Kole, devant son ordinateur, devant une image montrant les deux plus grands volcans de la vallée en arrière-plan.Marc Driessen

Pendant un an et demi, il a combiné le développement de ce projet, réalisé chez lui à Amersfoort pendant son temps libre, avec son travail pour une société qui développe des installations et des jeux interactifs pour les musées et d’autres lieux. L’histoire et sa connaissance des jeux vidéo ont permis de maintenir le projet dans des paramètres gérables : « Les jeux doivent être rapides, l’optimisation est très importante, j’ai donc utilisé beaucoup de leurs astuces. Il y a beaucoup de détails qui ne fonctionnent qu’à distance de drone. Si vous vous approchez, cela ressemble à une peinture impressionniste ». Chaque élément du projet a fait l’objet d’au moins cinq versions avant la version finale.

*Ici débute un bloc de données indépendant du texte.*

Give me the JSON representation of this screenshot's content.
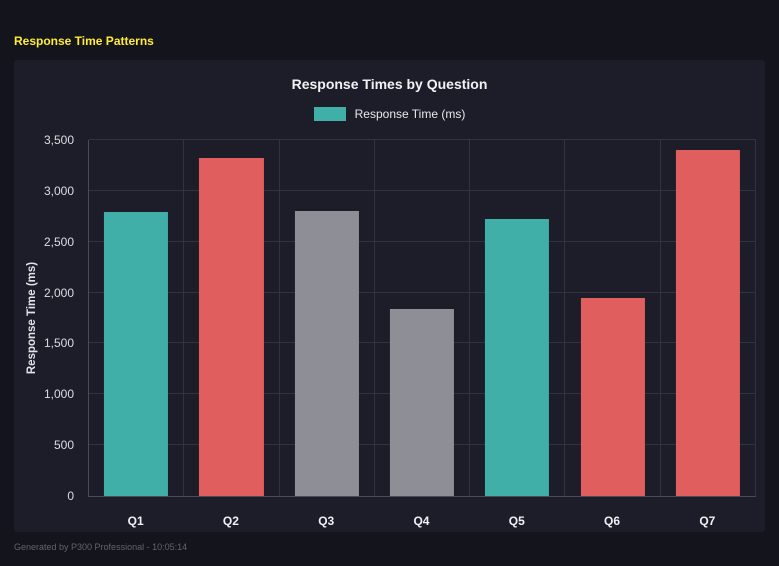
{
  "page": {
    "title": "Response Time Patterns",
    "title_color": "#ffeb3b",
    "footer": "Generated by P300 Professional - 10:05:14"
  },
  "chart_data": {
    "type": "bar",
    "title": "Response Times by Question",
    "legend": [
      {
        "label": "Response Time (ms)",
        "color": "#3fafa8"
      }
    ],
    "categories": [
      "Q1",
      "Q2",
      "Q3",
      "Q4",
      "Q5",
      "Q6",
      "Q7"
    ],
    "values": [
      2790,
      3320,
      2800,
      1840,
      2720,
      1950,
      3400
    ],
    "bar_colors": [
      "#3fafa8",
      "#e05e5e",
      "#8e8e96",
      "#8e8e96",
      "#3fafa8",
      "#e05e5e",
      "#e05e5e"
    ],
    "xlabel": "",
    "ylabel": "Response Time (ms)",
    "ylim": [
      0,
      3500
    ],
    "yticks": [
      0,
      500,
      1000,
      1500,
      2000,
      2500,
      3000,
      3500
    ],
    "ytick_labels": [
      "0",
      "500",
      "1,000",
      "1,500",
      "2,000",
      "2,500",
      "3,000",
      "3,500"
    ],
    "grid": true,
    "legend_position": "top"
  }
}
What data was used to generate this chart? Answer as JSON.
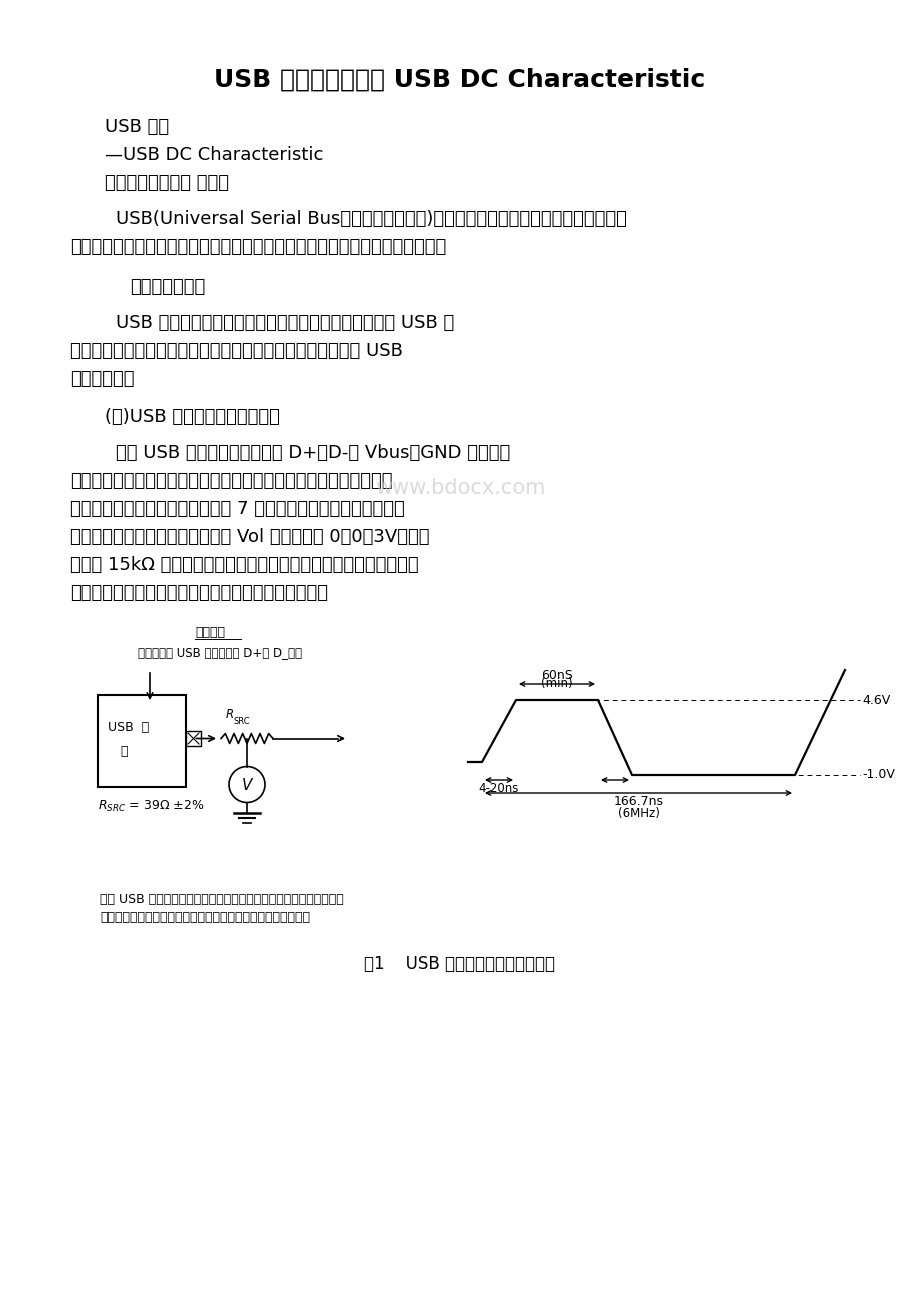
{
  "title": "USB 基础教程第六章 USB DC Characteristic",
  "subtitle1": "USB 技术",
  "subtitle2": "—USB DC Characteristic",
  "subtitle3": "南京大学计算机系 周玉军",
  "watermark": "www.bdocx.com",
  "watermark_color": "#c8c8c8",
  "bg_color": "#ffffff",
  "text_color": "#000000",
  "diagram_label": "设置估价",
  "diagram_note1": "靠近设备的 USB 连接器上的 D+或 D_插口",
  "usb_label1": "USB  设",
  "usb_label2": "备",
  "rsrc_label": "RSRC = 39Ω ±2%",
  "waveform_60ns": "60nS",
  "waveform_min": "(min)",
  "waveform_4_20ns": "4-20ns",
  "waveform_46v": "4.6V",
  "waveform_neg1v": "-1.0V",
  "waveform_166ns": "166.7ns",
  "waveform_6mhz": "(6MHz)",
  "caption_note1": "由于 USB 设备上的输入保护设备可能互相排斥，因此当观察数据的输",
  "caption_note2": "入端口时，可能发现由电压生成器产生的信号波形可能会变形。",
  "fig_caption": "图1    USB 信号发送的最大输出波形"
}
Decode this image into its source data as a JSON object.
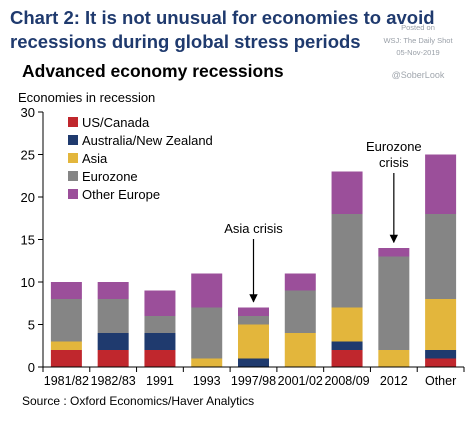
{
  "headline": {
    "line1": "Chart 2: It is not unusual for economies to avoid",
    "line2": "recessions during global stress periods"
  },
  "watermark": {
    "posted": "Posted on",
    "source": "WSJ: The Daily Shot",
    "date": "05-Nov-2019",
    "handle": "@SoberLook"
  },
  "chart_data": {
    "type": "bar",
    "stacked": true,
    "title": "Advanced economy recessions",
    "ylabel": "Economies in recession",
    "ylim": [
      0,
      30
    ],
    "yticks": [
      0,
      5,
      10,
      15,
      20,
      25,
      30
    ],
    "categories": [
      "1981/82",
      "1982/83",
      "1991",
      "1993",
      "1997/98",
      "2001/02",
      "2008/09",
      "2012",
      "Other"
    ],
    "series": [
      {
        "name": "US/Canada",
        "color": "#c0272d",
        "values": [
          2,
          2,
          2,
          0,
          0,
          0,
          2,
          0,
          1
        ]
      },
      {
        "name": "Australia/New Zealand",
        "color": "#1f3a6e",
        "values": [
          0,
          2,
          2,
          0,
          1,
          0,
          1,
          0,
          1
        ]
      },
      {
        "name": "Asia",
        "color": "#e3b63c",
        "values": [
          1,
          0,
          0,
          1,
          4,
          4,
          4,
          2,
          6
        ]
      },
      {
        "name": "Eurozone",
        "color": "#858585",
        "values": [
          5,
          4,
          2,
          6,
          1,
          5,
          11,
          11,
          10
        ]
      },
      {
        "name": "Other Europe",
        "color": "#9b4f9a",
        "values": [
          2,
          2,
          3,
          4,
          1,
          2,
          5,
          1,
          7
        ]
      }
    ],
    "annotations": [
      {
        "text": "Asia crisis",
        "category": "1997/98",
        "arrow_to_value": 7.2
      },
      {
        "lines": [
          "Eurozone",
          "crisis"
        ],
        "category": "2012",
        "arrow_to_value": 14.2
      }
    ],
    "legend_position": "top-left",
    "grid": false,
    "source": "Source : Oxford Economics/Haver Analytics"
  }
}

Le résultat est un impressionnant voyage dans le temps. Les volcans Popocatépetl et Iztaccíhuatl couronnent un paysage rarement visible depuis la ville en raison de la pollution. L’enceinte sacrée, restaurée dans son état d’origine avec son imposant Templo Mayor – la partie la plus difficile pour Kole en raison de sa valeur symbolique et de sa centralité -, capte le regard d’une ville construite autour d’elle avec des parcelles rectangulaires qui révèlent les hiérarchies de l’époque. Les 200 000 habitants de la métropole sont répartis en quartiers avec leurs marchés, leurs écoles et leurs ateliers, à la manière des colonies des villes d’aujourd’hui. Telles de petites fourmis au sol, on les voit, avec leurs paniers et leurs vêtements de coton, déambuler dans les rues de cet empire reconstitué.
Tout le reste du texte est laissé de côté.